Re: Halton
I don’t remember what bias I used exactly. I might have used -1.5 or even -2.0. Quality wise was somewhere between the OGSS/RGSS and Ground Truth. And it was doing a straight average of the samples for the resolve.
And while there was certainly some slightly better temporal stability, the sharpness wasn’t significantly better likely due to only using a box filter. And the performance difference was very significant on the PS4 & Quest, enough to make the option infeasible. Even on PC it was a big enough performance hit for me to drop testing of it immediately. So I didn’t really get too deep into it.
For the same reason I didn’t try any other higher tap sample patterns. Though the 3, 2 Halton I used AFAIK is a MSAA 8x pattern used on some hardware, and is part of why I used it.

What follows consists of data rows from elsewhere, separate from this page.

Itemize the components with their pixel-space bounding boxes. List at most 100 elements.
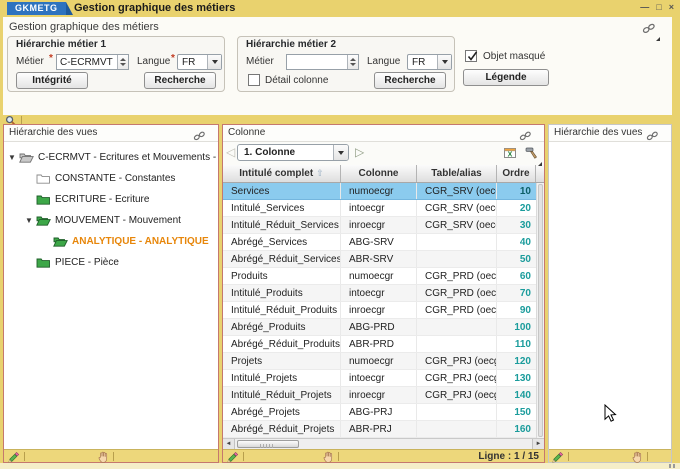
cell-intitule: Abrégé_Réduit_Produits	[223, 336, 341, 352]
column-header-colonne[interactable]: Colonne	[341, 165, 417, 182]
recherche-button-1[interactable]: Recherche	[144, 72, 216, 89]
table-row[interactable]: Abrégé_Réduit_ProduitsABR-PRD110	[223, 336, 536, 353]
tree-item[interactable]: ▼MOUVEMENT - Mouvement	[4, 210, 218, 231]
table-row[interactable]: Abrégé_Réduit_ProjetsABR-PRJ160	[223, 421, 536, 438]
cell-ordre: 40	[497, 234, 536, 250]
tree-item-label: PIECE - Pièce	[55, 257, 119, 268]
scroll-left-icon[interactable]: ◄	[223, 439, 235, 449]
table-row[interactable]: Abrégé_ProjetsABG-PRJ 150	[223, 404, 536, 421]
tree: ▼C-ECRMVT - Ecritures et Mouvements - Cl…	[4, 142, 218, 273]
cell-table-alias	[417, 404, 497, 420]
cell-table-alias	[417, 234, 497, 250]
table-row[interactable]: Abrégé_ServicesABG-SRV 40	[223, 234, 536, 251]
app-code-badge: GKMETG	[7, 2, 66, 15]
cell-table-alias: CGR_SRV (oecgr)	[417, 183, 497, 199]
cell-intitule: Abrégé_Projets	[223, 404, 341, 420]
integrite-button[interactable]: Intégrité	[16, 72, 88, 89]
close-button[interactable]: ×	[669, 2, 674, 13]
langue-select-2[interactable]: FR	[407, 54, 452, 70]
column-toolbar: ◁ 1. Colonne ▷ X	[223, 142, 544, 165]
cell-intitule: Abrégé_Services	[223, 234, 341, 250]
objet-masque-checkbox[interactable]	[465, 50, 477, 62]
tree-item[interactable]: PIECE - Pièce	[4, 252, 218, 273]
table-row[interactable]: Abrégé_ProduitsABG-PRD 100	[223, 319, 536, 336]
langue-select[interactable]: FR	[177, 54, 222, 70]
maximize-button[interactable]: □	[656, 2, 661, 13]
scrollbar-thumb[interactable]	[237, 440, 299, 448]
recherche-button-2[interactable]: Recherche	[374, 72, 446, 89]
table-row[interactable]: ProjetsnumoecgrCGR_PRJ (oecgr)120	[223, 353, 536, 370]
folder-open-green-icon	[36, 215, 51, 226]
cell-intitule: Intitulé_Projets	[223, 370, 341, 386]
table-row[interactable]: ProduitsnumoecgrCGR_PRD (oecgr)60	[223, 268, 536, 285]
cell-table-alias: CGR_PRD (oecgr)	[417, 268, 497, 284]
excel-export-icon[interactable]: X	[504, 146, 516, 164]
spinner-control[interactable]	[347, 55, 358, 69]
table-row[interactable]: Intitulé_Réduit_ProjetsinroecgrCGR_PRJ (…	[223, 387, 536, 404]
cell-colonne: ABG-SRV	[341, 234, 417, 250]
cell-intitule: Abrégé_Produits	[223, 319, 341, 335]
tree-item[interactable]: ▼C-ECRMVT - Ecritures et Mouvements - Cl…	[4, 147, 218, 168]
tree-item-label: ANALYTIQUE - ANALYTIQUE	[72, 236, 209, 247]
scroll-right-icon[interactable]: ►	[532, 439, 544, 449]
vertical-scrollbar[interactable]	[536, 183, 544, 438]
app-window: GKMETG Gestion graphique des métiers — □…	[0, 0, 680, 469]
tree-item[interactable]: CONSTANTE - Constantes	[4, 168, 218, 189]
table-row[interactable]: Intitulé_ServicesintoecgrCGR_SRV (oecgr)…	[223, 200, 536, 217]
cell-ordre: 10	[497, 183, 536, 199]
middle-panel-statusbar: Ligne : 1 / 15	[223, 449, 544, 462]
line-counter: Ligne : 1 / 15	[478, 451, 539, 462]
table-row[interactable]: Intitulé_ProduitsintoecgrCGR_PRD (oecgr)…	[223, 285, 536, 302]
hammer-icon[interactable]	[525, 146, 538, 164]
cell-colonne: ABR-PRJ	[341, 421, 417, 437]
group-title: Hiérarchie métier 1	[16, 39, 106, 50]
table-row[interactable]: Intitulé_Réduit_ServicesinroecgrCGR_SRV …	[223, 217, 536, 234]
column-header-table-alias[interactable]: Table/alias	[417, 165, 497, 182]
tree-item[interactable]: ECRITURE - Ecriture	[4, 189, 218, 210]
chevron-down-icon	[207, 55, 221, 69]
spinner-control[interactable]	[117, 55, 128, 69]
table-row[interactable]: ServicesnumoecgrCGR_SRV (oecgr)10	[223, 183, 536, 200]
resize-grip[interactable]	[669, 464, 677, 468]
previous-arrow-icon[interactable]: ◁	[226, 145, 235, 160]
detail-colonne-checkbox[interactable]	[248, 74, 260, 86]
folder-open-gray-icon	[19, 152, 34, 163]
cell-ordre: 150	[497, 404, 536, 420]
table-row[interactable]: Abrégé_Réduit_ServicesABR-SRV50	[223, 251, 536, 268]
table-row[interactable]: Intitulé_ProjetsintoecgrCGR_PRJ (oecgr)1…	[223, 370, 536, 387]
cell-colonne: ABR-PRD	[341, 336, 417, 352]
tree-item-label: CONSTANTE - Constantes	[55, 173, 175, 184]
tree-item[interactable]: ANALYTIQUE - ANALYTIQUE	[4, 231, 218, 252]
cell-ordre: 100	[497, 319, 536, 335]
minimize-button[interactable]: —	[640, 2, 649, 13]
cell-intitule: Intitulé_Réduit_Produits	[223, 302, 341, 318]
cell-colonne: inroecgr	[341, 217, 417, 233]
middle-panel: Colonne ◁ 1. Colonne ▷ X	[222, 124, 545, 463]
expander-icon[interactable]: ▼	[8, 153, 19, 162]
cell-ordre: 50	[497, 251, 536, 267]
expander-icon[interactable]: ▼	[25, 216, 36, 225]
metier-label: Métier	[246, 56, 274, 67]
table-row[interactable]: Intitulé_Réduit_ProduitsinroecgrCGR_PRD …	[223, 302, 536, 319]
cell-ordre: 60	[497, 268, 536, 284]
folder-open-green-icon	[53, 236, 68, 247]
group-hierarchie-metier-1: Hiérarchie métier 1 Métier * Langue * FR…	[7, 36, 225, 92]
horizontal-scrollbar[interactable]: ◄ ►	[223, 438, 544, 449]
link-icon[interactable]	[642, 21, 656, 39]
legende-button[interactable]: Légende	[463, 69, 549, 86]
folder-green-icon	[36, 257, 51, 268]
column-header-intitule[interactable]: Intitulé complet ⇧	[223, 165, 341, 182]
right-panel-header: Hiérarchie des vues	[549, 125, 671, 142]
required-marker: *	[49, 53, 53, 64]
cell-colonne: ABG-PRJ	[341, 404, 417, 420]
cell-table-alias	[417, 251, 497, 267]
cell-table-alias: CGR_PRJ (oecgr)	[417, 387, 497, 403]
group-title: Hiérarchie métier 2	[246, 39, 336, 50]
cell-intitule: Services	[223, 183, 341, 199]
next-arrow-icon[interactable]: ▷	[355, 145, 364, 160]
cell-colonne: ABG-PRD	[341, 319, 417, 335]
column-header-ordre[interactable]: Ordre	[497, 165, 536, 182]
detail-colonne-label: Détail colonne	[265, 75, 328, 86]
column-selector[interactable]: 1. Colonne	[237, 144, 349, 161]
mouse-cursor	[604, 404, 617, 428]
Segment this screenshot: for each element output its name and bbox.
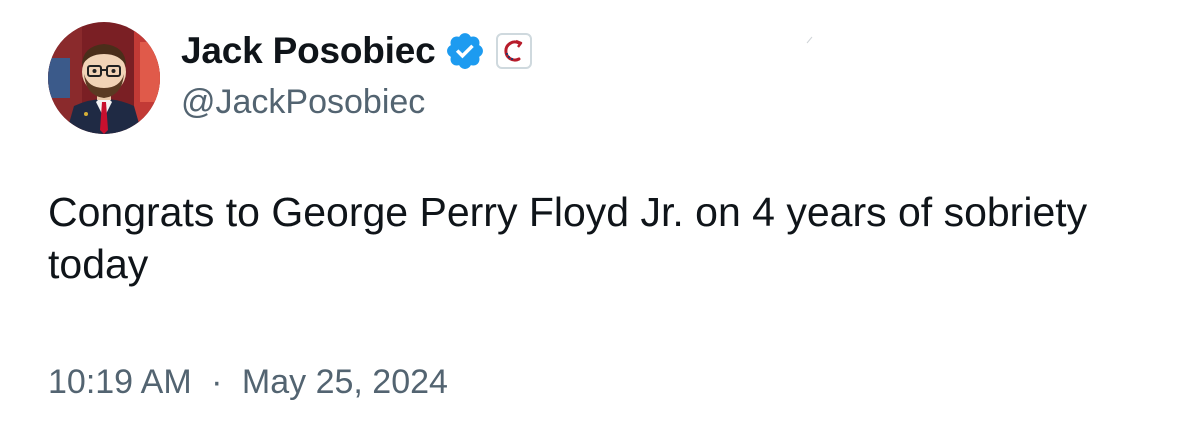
verified-check-icon[interactable] [444,30,486,72]
tweet-date[interactable]: May 25, 2024 [242,363,448,401]
tweet-timestamp[interactable]: 10:19 AM · May 25, 2024 [48,363,448,402]
avatar-portrait-icon [48,22,160,134]
tweet-time[interactable]: 10:19 AM [48,363,192,401]
tweet-card: Jack Posobiec @JackPosobiec Congrats to … [0,0,1200,432]
tweet-text: Congrats to George Perry Floyd Jr. on 4 … [48,189,1088,287]
author-name-row: Jack Posobiec [181,27,532,75]
affiliate-badge-icon[interactable] [495,33,532,69]
author-avatar[interactable] [48,22,160,134]
faint-artifact-mark [806,36,813,44]
author-display-name[interactable]: Jack Posobiec [181,30,436,72]
author-handle[interactable]: @JackPosobiec [181,83,425,122]
timestamp-separator: · [211,363,223,401]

In the real world use cases I’m also far less strict about the bias I use, often tweaking it per material depending on the font / icon. Most of the time I think I used values between -0.75 ~ -0.85 with the RGSS as it was a good mid-way between sharp and aliasing. Much better than doing nothing, but avoiding some aliasing that can show at -1.0. I know some people have used a bias of -1.5 with the RGSS shader because they liked the extra sharpness!
Re: Cubic filtering
You can very closely approximate cubic filtering with 4 taps. But that really only works for magnification. As soon as you start to fade to another mip level, the cubic sample positions are no longer valid as the approximation is leveraging the linear filtering within a single mip level, meaning anisotropic and trilinear filtering would need to be disabled. Or you’d have to do cubic filtering on two mip levels and do the blend between them manually. This would mean 8 samples minimum, which as noted above was way too slow. So no, I did not pursue cubic filtering at all.